Intersection of $y=a\sin2x$ and $y=\sin x$

Question

Two graphs $y=a\sin2x$ and $y=\sin x$ are intersecting on $[0,\pi$]. Find a.

What I did:

$a\sin2x=\sin x$

$\sin x(2a\cos x-1)=0$

$\sin x=0$ (doesn't fit the criteria)

$2a\cos x-1=0$

$\cos x= \frac{1}{2a}$

In solutions says that a is $|a|> \frac{1}{2}$. How did they get that? Does anybody have any suggestions?

Answer 1

Note that $-1 \leq \cos x \leq 1$, so that we may write $-1 \leq \frac{1}{2a} \leq 1$.

Now we must be careful, since we're going to be multiplying these inequalities on both sides by $a$, but the direction of the inequality will flip if $a$ is negative. Let's consider two cases: first, if $a>0$, then from $\frac{1}{2a} \leq 1$ it is clear that $a \geq \frac{1}{2}$. On the other hand, if $a<0$, then $-1 \leq \frac{1}{2a}$ implies that $a \leq -\frac{1}{2}$.

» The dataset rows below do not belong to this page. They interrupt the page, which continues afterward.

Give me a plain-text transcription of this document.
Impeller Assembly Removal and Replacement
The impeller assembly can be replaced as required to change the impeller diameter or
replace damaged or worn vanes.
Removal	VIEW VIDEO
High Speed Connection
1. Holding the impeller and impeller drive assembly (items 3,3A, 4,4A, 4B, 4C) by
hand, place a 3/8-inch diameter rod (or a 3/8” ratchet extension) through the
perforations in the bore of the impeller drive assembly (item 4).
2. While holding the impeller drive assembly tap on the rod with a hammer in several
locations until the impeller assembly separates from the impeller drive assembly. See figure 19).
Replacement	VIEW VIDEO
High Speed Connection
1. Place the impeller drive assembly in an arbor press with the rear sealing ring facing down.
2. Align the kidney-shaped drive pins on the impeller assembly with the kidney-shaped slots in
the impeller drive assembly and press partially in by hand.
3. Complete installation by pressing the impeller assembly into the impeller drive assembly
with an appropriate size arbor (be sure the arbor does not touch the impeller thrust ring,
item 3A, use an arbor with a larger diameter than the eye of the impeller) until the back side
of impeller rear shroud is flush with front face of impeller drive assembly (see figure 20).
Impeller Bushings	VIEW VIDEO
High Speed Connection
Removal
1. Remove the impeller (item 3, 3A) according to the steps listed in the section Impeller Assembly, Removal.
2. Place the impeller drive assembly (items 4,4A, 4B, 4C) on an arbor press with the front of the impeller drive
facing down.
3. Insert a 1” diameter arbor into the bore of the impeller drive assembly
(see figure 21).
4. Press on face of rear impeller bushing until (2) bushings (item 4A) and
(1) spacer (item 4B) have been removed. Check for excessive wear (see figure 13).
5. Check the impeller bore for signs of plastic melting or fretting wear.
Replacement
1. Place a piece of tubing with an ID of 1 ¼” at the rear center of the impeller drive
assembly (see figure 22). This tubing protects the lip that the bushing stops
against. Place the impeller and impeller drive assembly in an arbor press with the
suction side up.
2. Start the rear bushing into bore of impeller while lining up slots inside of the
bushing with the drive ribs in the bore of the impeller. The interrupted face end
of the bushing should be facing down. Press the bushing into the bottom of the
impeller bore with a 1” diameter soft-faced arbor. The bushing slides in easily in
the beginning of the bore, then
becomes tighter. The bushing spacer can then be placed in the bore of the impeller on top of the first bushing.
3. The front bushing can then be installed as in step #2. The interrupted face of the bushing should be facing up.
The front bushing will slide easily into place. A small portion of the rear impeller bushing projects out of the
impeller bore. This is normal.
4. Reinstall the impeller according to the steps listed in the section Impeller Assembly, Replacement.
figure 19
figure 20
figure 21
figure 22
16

Combining these two results, we have $|a| \geq \frac{1}{2}$.

Answer 2

It's simple if you remember that $|\cos x|\le 1$, so you must have $$ \frac{1}{2|a|}\le1 $$ which is equivalent to $$ |a|\ge\frac{1}{2}. $$ You can multiply both sides by $|a|$ because it's a positive number (it can't obviously be $0$).